This time, L’Avet looked different.
It had cooled down on Saturday night, the thermometer was around -4ºC and the humidity had dissipated, and the snow fell solid, very hard, and as it fell it compacted and L’Avet, the route that hosts the Soldeu World Cup , he beamed proudly.
As the day before, two hundred workers had stayed up late: armed with quads and shovels, they had spent three hours digging in the depths of the night.
There was urgency and some uncertainty.
Andorra did not want to look like the resorts of Garmisch-Partenkirchen, Chamonix or Zermatt-Cervinia: weeks ago, overcome by inclement weather (the strong winds, the inconsistency of the snow), all of them had had to close the shutters and cancel their World Cup tests.
Climate change hits us all.
(At mid-morning this Sunday it was known that the second leg of the men’s slalom in Bansko, in Bulgaria, was also cancelled, a victim of bad weather).
(…)
In Soldeu, at dawn, David Hidalgo, general director of the competition, went out to test the route: he put on his skis and descended like a professional.
–You had to be cautious, I assure you. The track was very fast, the snow barely lifted in the turns, when hitting the edges. Good legs were needed to overcome the route – he told me in the press room of the Sport Village hotel, overlooking the route.
(Andorra is putting all its effort into action. On June 4, in Reykjavik, the bid for the 2029 World Cup will be played against Italy’s Val Gardena and Norway’s Narvik, a remote station close to the Arctic Circle.)
(…)
In Team Hospitality, the slalomists’ waiting room, the chefs offered scrambled eggs with truffle. It was a pleasant consolation for the skiers, a sweet aperitif before the storm, since the route had become great, very demanding.
As soon as the first heat started, the specialists were ready to have a hard time. You had to use your quads to overcome the bad feeling.
Carla Mijares (22), hope of Andorran skiing, like Joan Verdú, skipped a gate.
Disqualified.
That first run claimed another 16 skiers. They would finish the 43rd round of the sixty specialists.
–The other day, I saw Paula Moltzan (29) in shorts –David Hidalgo told me–. Each of her thighs was the size of my hip. Awesome.

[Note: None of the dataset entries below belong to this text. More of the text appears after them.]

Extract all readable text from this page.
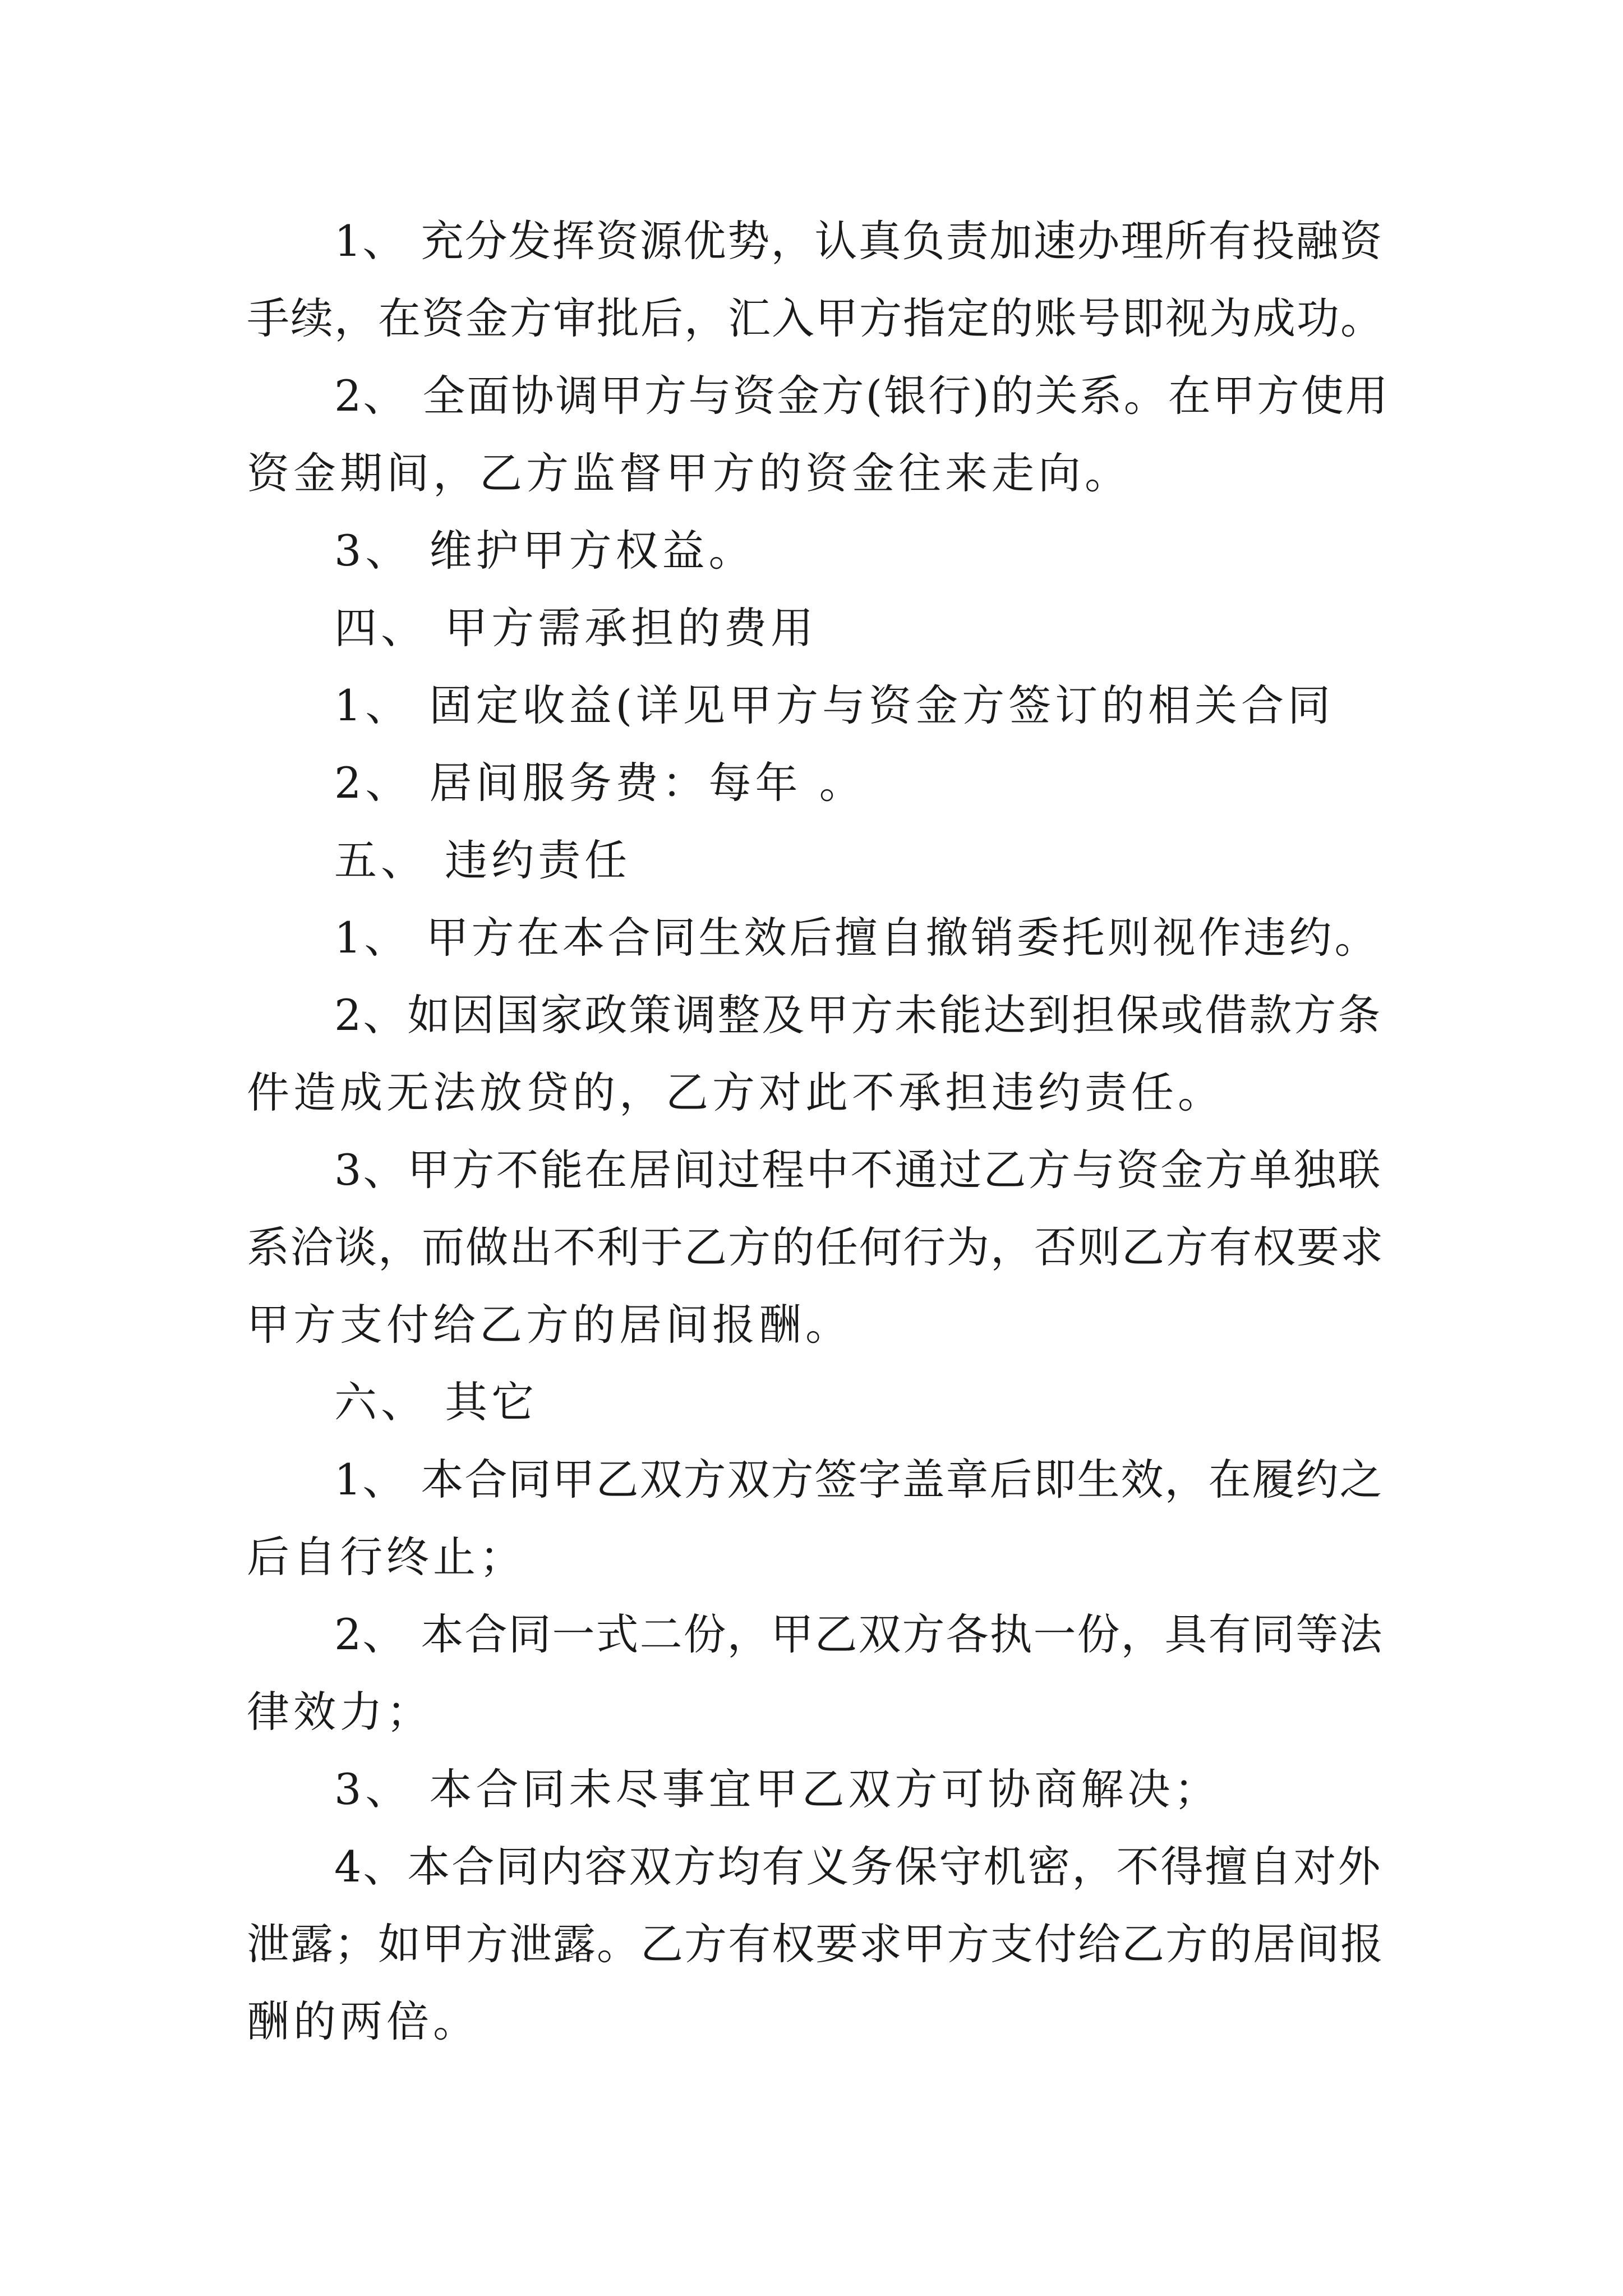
1、 充分发挥资源优势，认真负责加速办理所有投融资

手续，在资金方审批后，汇入甲方指定的账号即视为成功。

2、 全面协调甲方与资金方(银行)的关系。在甲方使用

资金期间，乙方监督甲方的资金往来走向。

3、 维护甲方权益。

四、 甲方需承担的费用

1、 固定收益(详见甲方与资金方签订的相关合同

2、 居间服务费：每年 。

五、 违约责任

1、 甲方在本合同生效后擅自撤销委托则视作违约。

2、如因国家政策调整及甲方未能达到担保或借款方条

件造成无法放贷的，乙方对此不承担违约责任。

3、甲方不能在居间过程中不通过乙方与资金方单独联

系洽谈，而做出不利于乙方的任何行为，否则乙方有权要求

甲方支付给乙方的居间报酬。

六、 其它

1、 本合同甲乙双方双方签字盖章后即生效，在履约之

后自行终止；

2、 本合同一式二份，甲乙双方各执一份，具有同等法

律效力；

3、 本合同未尽事宜甲乙双方可协商解决；

4、本合同内容双方均有义务保守机密，不得擅自对外

泄露；如甲方泄露。乙方有权要求甲方支付给乙方的居间报

酬的两倍。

The powerful thighs of the American, already a World Cup classic, with a title at the Courchevel World Cups last year, had projected her to eventual second place, waiting for the second round, but she did not go beyond that: At the end of the day she was surpassed by the Swede Anna Swenn-Larsson (32), who claimed her second victory in a World Cup slalom, and the Croatian Zrinka Ljutic.
(Estaban absent Mikaela Shiffrin and Petra Vlhová, both lesionadas).
That second round had been a trompe l’oeil.
The track softened as the specialists descended. Each one of them persisted in worse conditions. It was snowing and not cold, and piles formed on the route.
Chiara Pogneaux, the Frenchwoman who had set the 30th time in the first descent, started first and scored a wonderful slalom to be the eventual leader.
Sitting on the throne, she watched with great eyes as the rest of the rivals writhed on the court. One after another they went down, up to 20 skiers in a row, and AJ Hurt (who had won bronze on Saturday, in the giant) and the excellent Sara Hector (five World Cup victories) failed.
They are good specialists, but nothing: none of them superseded the French.
And the spell was not broken until Katharina Liensberger (26), an Austrian who has four podiums in the slalom and who surpassed Pogneaux by two hundredths, finally descended. From there, the favorites were passed: the podium went to Swenn-Larsson, Ljutic and Moltzan, in that order.
–In the worst winter I remember, we have saved the World Cup –David Hidalgo told me, the day already over.